Biological Sciences, Superior University, Lahore, Pakistan.
Khawaja Muhammad Safdar Medical College, Sialkot, Pakistan.
PLoS One. 2024 Nov 15;19(11):e0312860. doi: 10.1371/journal.pone.0312860. eCollection 2024.
Tuberculosis (TB) continues to be a major global health burden, with high incidence and mortality rates, compounded by the emergence and spread of drug-resistant strains. The limitations of current TB medications and the urgent need for new drugs targeting drug-resistant strains, particularly multidrug-resistant (MDR) and extensively drug-resistant (XDR) TB, underscore the pressing demand for innovative anti-TB drugs that can shorten treatment duration. This has led to a focus on targeting energy metabolism of Mycobacterium tuberculosis (Mtb) as a promising approach for drug discovery. This study focused on repurposing drugs against the crucial mycobacterial protein, electron transfer flavoprotein oxidoreductase (EtfD), integral to utilizing fatty acids and cholesterol as a carbon source during infection. The research adopted an integrative approach, starting with virtual screening of approved drugs from the ZINC20 database against EtfD, followed by molecular docking, and concluding with molecular dynamics (MD) simulations. Diacerein, levonadifloxacin, and gatifloxacin were identified as promising candidates for repurposing against TB based on their strong binding affinity, stability, and interactions with EtfD. ADMET analysis and anti-TB sensitivity predictions assessed their pharmacokinetic and therapeutic potential. Diacerein and levonadifloxacin, previously unexplored in anti-tuberculous therapy, along with gatifloxacin, known for its efficacy in drug-resistant TB, have broad-spectrum antimicrobial properties and favorable pharmacokinetic profiles, suggesting potential as alternatives to current TB treatments, especially against resistant strains. This study underscores the efficacy of computational drug repurposing, highlighting bacterial energy metabolism and lipid catabolism as fruitful targets. Further research is necessary to validate the clinical suitability and efficacy of diacerein, levonadifloxacin, and gatifloxacin, potentially enhancing the arsenal against global TB.
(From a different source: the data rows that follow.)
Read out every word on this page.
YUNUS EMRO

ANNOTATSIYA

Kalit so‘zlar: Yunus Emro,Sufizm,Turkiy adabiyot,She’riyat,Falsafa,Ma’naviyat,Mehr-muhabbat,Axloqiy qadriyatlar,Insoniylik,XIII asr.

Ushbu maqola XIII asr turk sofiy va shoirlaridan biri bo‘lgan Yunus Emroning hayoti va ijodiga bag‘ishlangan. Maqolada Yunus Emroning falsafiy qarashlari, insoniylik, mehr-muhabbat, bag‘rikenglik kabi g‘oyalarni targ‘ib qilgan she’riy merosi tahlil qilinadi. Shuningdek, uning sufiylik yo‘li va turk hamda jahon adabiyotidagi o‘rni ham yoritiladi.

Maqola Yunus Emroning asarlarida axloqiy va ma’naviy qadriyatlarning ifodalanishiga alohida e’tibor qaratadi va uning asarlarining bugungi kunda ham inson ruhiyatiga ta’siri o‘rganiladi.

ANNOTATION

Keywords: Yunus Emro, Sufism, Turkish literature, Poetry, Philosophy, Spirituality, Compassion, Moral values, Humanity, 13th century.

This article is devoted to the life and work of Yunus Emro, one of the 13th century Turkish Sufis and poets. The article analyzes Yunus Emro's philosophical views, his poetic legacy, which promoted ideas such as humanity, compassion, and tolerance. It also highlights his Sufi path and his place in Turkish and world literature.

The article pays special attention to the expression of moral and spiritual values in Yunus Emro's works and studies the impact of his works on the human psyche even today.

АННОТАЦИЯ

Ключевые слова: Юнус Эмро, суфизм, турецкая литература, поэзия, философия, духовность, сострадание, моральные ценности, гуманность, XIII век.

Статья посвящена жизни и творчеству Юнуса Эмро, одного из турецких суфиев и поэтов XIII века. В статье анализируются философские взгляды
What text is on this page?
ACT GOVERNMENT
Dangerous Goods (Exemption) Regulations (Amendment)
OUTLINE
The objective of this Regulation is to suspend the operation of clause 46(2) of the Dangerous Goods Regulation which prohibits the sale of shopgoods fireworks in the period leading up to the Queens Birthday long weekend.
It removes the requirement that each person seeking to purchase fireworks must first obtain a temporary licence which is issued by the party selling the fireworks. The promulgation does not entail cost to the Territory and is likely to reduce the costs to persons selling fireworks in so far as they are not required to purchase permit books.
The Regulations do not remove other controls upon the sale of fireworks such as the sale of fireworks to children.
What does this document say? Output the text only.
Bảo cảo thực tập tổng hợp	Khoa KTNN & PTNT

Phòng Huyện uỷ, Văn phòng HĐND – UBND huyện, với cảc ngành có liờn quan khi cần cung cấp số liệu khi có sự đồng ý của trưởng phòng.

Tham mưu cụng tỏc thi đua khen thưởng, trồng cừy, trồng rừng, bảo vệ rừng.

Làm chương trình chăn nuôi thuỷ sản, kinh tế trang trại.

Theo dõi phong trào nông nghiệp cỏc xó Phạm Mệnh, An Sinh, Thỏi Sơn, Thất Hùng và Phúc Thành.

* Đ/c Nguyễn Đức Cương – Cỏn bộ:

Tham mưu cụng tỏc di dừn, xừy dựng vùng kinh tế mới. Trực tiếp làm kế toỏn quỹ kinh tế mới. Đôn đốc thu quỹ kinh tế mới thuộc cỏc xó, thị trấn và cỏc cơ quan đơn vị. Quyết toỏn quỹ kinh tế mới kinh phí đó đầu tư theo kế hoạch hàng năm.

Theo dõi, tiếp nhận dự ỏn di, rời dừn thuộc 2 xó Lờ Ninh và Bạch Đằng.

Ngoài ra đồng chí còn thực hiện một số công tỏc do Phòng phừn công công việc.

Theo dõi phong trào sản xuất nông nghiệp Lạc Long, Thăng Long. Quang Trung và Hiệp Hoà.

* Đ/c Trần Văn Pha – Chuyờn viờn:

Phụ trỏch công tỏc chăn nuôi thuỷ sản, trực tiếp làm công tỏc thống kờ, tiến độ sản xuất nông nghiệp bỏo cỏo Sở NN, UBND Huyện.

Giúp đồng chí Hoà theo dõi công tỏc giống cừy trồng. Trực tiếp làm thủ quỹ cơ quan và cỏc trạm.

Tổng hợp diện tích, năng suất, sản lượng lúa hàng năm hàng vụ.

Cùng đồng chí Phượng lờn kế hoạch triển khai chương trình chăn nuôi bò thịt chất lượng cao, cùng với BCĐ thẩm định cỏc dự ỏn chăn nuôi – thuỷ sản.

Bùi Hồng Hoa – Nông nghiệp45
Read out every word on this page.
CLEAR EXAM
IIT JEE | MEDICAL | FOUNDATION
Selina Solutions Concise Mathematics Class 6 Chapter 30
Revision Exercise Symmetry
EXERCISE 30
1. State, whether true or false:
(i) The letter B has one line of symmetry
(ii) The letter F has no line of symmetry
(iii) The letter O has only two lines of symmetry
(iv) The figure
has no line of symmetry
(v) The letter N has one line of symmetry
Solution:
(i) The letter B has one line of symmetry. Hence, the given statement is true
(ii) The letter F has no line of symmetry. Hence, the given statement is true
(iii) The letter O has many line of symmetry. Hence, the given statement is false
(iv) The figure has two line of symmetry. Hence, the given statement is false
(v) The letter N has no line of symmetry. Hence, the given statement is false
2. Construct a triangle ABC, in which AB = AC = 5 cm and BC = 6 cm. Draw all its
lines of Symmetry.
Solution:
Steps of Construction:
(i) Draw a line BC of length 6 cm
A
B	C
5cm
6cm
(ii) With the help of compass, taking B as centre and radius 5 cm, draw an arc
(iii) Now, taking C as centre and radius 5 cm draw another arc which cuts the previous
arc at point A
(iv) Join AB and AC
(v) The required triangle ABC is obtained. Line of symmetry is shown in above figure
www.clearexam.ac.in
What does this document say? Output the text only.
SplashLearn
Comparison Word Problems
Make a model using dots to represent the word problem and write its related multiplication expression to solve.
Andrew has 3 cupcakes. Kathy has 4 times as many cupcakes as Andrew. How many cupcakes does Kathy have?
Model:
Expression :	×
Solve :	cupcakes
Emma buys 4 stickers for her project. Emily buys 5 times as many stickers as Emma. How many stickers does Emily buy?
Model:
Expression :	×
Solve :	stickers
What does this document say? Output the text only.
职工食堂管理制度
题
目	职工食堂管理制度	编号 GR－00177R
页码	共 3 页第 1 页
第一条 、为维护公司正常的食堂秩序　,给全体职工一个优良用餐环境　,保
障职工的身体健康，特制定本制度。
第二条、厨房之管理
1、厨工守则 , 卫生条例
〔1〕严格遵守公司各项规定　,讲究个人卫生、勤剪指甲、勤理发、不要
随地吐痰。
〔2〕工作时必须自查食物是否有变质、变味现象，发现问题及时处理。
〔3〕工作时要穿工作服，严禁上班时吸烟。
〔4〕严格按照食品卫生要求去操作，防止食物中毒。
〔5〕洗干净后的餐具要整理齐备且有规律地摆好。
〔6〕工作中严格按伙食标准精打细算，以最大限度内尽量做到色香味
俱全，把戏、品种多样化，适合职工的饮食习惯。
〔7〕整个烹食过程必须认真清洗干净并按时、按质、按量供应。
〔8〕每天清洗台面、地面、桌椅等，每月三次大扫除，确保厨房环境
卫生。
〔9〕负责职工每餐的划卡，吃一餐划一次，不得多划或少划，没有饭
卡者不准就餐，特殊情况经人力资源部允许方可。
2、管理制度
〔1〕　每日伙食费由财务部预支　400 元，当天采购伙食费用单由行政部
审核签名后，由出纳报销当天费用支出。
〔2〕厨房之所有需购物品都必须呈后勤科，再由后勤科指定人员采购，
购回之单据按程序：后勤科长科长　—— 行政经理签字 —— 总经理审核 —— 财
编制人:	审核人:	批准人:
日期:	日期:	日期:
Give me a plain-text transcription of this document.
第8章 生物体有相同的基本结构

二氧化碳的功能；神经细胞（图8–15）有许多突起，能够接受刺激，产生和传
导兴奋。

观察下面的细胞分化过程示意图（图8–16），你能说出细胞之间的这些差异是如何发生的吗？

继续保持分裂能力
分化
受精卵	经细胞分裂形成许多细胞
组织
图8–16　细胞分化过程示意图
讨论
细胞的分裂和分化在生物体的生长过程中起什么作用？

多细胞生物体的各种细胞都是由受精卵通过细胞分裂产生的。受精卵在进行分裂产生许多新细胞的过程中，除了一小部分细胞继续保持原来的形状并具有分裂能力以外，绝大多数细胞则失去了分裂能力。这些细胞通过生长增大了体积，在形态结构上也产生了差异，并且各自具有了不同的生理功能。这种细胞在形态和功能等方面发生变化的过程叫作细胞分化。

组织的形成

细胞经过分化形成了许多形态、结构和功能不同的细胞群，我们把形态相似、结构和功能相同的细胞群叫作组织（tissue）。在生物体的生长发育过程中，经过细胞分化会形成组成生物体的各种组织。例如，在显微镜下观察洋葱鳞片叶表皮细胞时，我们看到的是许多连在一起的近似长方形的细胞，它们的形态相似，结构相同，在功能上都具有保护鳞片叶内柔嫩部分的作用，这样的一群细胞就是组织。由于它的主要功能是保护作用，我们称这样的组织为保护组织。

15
结核病(TB)仍然是一个主要的全球健康负担,其发病率和死亡率都很高,再加上耐药菌株的出现和传播,情况更加复杂。目前的结核病药物存在局限性,急需针对耐药菌株的新药,特别是耐多药(MDR)和广泛耐药(XDR)结核病,这突显了对能够缩短治疗时间的创新抗结核病药物的迫切需求。这导致人们将结核分枝杆菌(Mtb)的能量代谢作为药物发现的一个有前途的目标。本研究专注于重新利用针对关键的分枝杆菌蛋白电子传递黄素蛋白氧化还原酶(EtfD)的药物,该蛋白在感染过程中利用脂肪酸和胆固醇作为碳源时是不可或缺的。该研究采用了一种综合方法,首先从 ZINC20 数据库中的已批准药物中对 EtfD 进行虚拟筛选,然后进行分子对接,最后进行分子动力学(MD)模拟。根据与 EtfD 的强结合亲和力、稳定性和相互作用,二乙酰水杨酸、左氧氟沙星和加替沙星被确定为针对结核病重新利用的有前途的候选药物。ADMET 分析和抗结核病敏感性预测评估了它们的药代动力学和治疗潜力。二乙酰水杨酸和左氧氟沙星在抗结核治疗中以前没有被探索过,而加替沙星以其在耐药结核病中的疗效而闻名,它们具有广谱抗菌特性和良好的药代动力学特征,这表明它们有可能替代当前的结核病治疗方法,特别是针对耐药菌株。本研究强调了计算药物再利用的有效性,突出了细菌能量代谢和脂质分解代谢作为有前途的靶点。需要进一步研究以验证二乙酰水杨酸、左氧氟沙星和加替沙星的临床适用性和疗效,这有可能增强对抗全球结核病的武器库。